Dat zoveel Indie-gangers en hun kinderen door de voorstelling geraakt worden, komt vooral door het feest van de herkenning. Door zijn verhaal kwam het verhaal van mijn grootvader weer helemaal tot leven. De filmsterren en stoere tropenmannen foto’s, de brieven, de documenten, de kampverhalen, de meeste Indie-gangers hebben ze ook allemaal. Hoewel elke biografie anders is, zet hij met zijn verhaal van zijn oudoom Jan en Aukje tegelijkertijd algemeen historische kaders neer, zodat bij iedereen al die herinneringen tot leven worden gebracht. Het greep me af en toe naar de keel, maar ik moest ook keihard lachen. Ik kan me goed voorstellen dat mensen diverse keren naar het stuk zijn gegaan. Van Vleuten heeft een een collectieve (her)belevenis van deze episode in onze geschiedenis mogelijk gemaakt. Van prachtige, gruwelijke, grootse, benepen en indrukwekkende avonturen.
En ook Adriaan van Dis heeft blijkbaar dezelfde gevoelige snaar weten te raken met zijn Indie documentaire, waarvan de eerste aflevering 1 miljoen kijkers trok. Zondag deel 2. Stay tuned.
Leuk dit stuk. Ik heb Van Vleutens film niet gezien (moet hem toch maar eens aaschaffen als ik dit zo lees), maar herken heel goed de wespenreactie. ‘Gelukkig’ stond mijn grootvader aan de goede kant. Als jonge socialist (in Amsterdam op straat en in Hoorn in het hervormde weeshuis opgegroeid) gruwde hij in Indië van de apartheid en als boekhandelaar/uitgever (na de oorlog Pembangoenan/Opbouw) probeerde hij dit voor zover het binnen zijn bereik lag te doorbreken. In de omgeving van Madioen bezocht hij voor de oorlog met een auto vol boeken en kantoorartikelen de lokale bestuurders en drong zo door in een wereld die voor de gewone koloniaal een gesloten boek bleef. Zo vatte hij sympathie op voor het Indonesisch nationalisme. Na de oorlog hoopte hij dat Indonesië op voet van gelijkwaardigheid autonoom bestuurd zou kunnen worden en zo werkte ook Pembangoenan, waar hij de leiding samen met een (jongere) Indonesiër deelde. Hij heeft heel wat Indonesiërs een goede start kunnen geven, jonge schrijvers een podium gegeven en ook wel gezochte nationalisten in bescherming genomen. Hij ondersteunde ook gezinnen van gevangen genomen nationalisten en opende de eerste boekhandel in de vrije republiek Indonesië. Mijn moeder heeft er in Moesson een paar jaar over geschreven.

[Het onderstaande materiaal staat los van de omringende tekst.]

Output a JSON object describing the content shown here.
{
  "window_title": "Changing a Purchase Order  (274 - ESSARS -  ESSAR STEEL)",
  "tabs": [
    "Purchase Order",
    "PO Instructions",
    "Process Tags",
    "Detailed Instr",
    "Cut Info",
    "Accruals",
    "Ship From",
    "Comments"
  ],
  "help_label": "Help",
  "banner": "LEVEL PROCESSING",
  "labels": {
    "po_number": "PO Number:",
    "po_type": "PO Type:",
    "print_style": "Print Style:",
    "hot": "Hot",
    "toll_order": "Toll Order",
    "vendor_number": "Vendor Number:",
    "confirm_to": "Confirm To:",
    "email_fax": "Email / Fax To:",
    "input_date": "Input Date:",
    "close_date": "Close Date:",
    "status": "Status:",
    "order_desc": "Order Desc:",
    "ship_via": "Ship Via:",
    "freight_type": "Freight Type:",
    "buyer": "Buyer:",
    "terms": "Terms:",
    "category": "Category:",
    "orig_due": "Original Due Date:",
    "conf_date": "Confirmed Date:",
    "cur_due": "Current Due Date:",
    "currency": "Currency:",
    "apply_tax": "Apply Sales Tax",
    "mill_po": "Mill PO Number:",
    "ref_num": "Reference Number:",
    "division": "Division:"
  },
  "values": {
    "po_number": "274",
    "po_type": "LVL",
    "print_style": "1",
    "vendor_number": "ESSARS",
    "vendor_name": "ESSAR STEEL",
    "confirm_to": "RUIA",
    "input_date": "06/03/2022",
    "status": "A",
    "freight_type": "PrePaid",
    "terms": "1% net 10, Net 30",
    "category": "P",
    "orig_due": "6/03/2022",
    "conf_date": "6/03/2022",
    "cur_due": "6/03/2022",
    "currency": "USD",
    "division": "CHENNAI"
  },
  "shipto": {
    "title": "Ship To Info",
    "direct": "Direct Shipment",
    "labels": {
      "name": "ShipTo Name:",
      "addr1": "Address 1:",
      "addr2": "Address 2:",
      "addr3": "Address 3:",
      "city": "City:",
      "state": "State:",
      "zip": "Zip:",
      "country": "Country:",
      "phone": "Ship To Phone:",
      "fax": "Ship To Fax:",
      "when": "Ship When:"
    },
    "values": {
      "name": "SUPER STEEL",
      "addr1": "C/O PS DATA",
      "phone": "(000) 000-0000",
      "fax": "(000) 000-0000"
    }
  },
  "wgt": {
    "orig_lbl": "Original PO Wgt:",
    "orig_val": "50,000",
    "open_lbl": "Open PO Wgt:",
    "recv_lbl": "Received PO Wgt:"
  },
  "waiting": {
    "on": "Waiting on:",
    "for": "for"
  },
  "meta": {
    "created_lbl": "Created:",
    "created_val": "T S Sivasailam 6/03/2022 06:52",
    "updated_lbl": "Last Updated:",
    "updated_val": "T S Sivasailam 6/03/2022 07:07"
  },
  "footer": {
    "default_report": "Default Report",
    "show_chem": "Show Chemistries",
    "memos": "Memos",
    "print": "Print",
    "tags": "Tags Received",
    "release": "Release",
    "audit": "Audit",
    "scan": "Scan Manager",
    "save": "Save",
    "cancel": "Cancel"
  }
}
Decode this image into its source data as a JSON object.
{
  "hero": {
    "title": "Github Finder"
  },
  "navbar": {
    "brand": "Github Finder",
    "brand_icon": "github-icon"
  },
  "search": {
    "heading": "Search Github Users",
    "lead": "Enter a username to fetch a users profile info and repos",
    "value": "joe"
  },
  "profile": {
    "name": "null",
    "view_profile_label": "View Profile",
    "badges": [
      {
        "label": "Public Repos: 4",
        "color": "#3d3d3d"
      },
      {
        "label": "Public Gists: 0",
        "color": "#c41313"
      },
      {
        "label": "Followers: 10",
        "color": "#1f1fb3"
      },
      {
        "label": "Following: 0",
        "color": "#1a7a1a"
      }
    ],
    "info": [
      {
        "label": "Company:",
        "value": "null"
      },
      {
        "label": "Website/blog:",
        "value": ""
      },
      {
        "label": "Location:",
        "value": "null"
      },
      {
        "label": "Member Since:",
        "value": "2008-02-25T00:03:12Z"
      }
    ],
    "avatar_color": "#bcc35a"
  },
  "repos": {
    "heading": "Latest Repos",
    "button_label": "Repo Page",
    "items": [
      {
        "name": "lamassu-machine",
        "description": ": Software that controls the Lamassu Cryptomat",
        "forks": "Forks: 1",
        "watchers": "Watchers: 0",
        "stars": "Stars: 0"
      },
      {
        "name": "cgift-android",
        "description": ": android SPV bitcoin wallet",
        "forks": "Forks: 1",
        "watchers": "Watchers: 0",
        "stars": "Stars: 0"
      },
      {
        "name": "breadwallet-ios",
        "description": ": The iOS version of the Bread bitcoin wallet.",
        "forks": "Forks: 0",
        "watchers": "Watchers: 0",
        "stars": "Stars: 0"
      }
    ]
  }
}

Mooi verhaal Hendrik Jan, je grootvader was niet alleen zijn tijd ver vooruit, maar ook een roepende in de woestijn. Ik verbaas me er nog steeds over dat alleen de communisten tegen de kolonisatie van Indonesie waren, dat we niet kritischer zijn geweest. Mijn grootvader was inspecteur van politie en met slechts 2000 Nederlanders en de KNIL wisten ze de boel aardig onder controle te houden (dankzij het legertje van 35.000 Indonesische agenten). Geen verhalen waar je trots op kunt zijn, zoals de jouwe……Ik hoop het verhaal ooit te kunnen publiceren. Waar heeft je moeder het opgeschreven?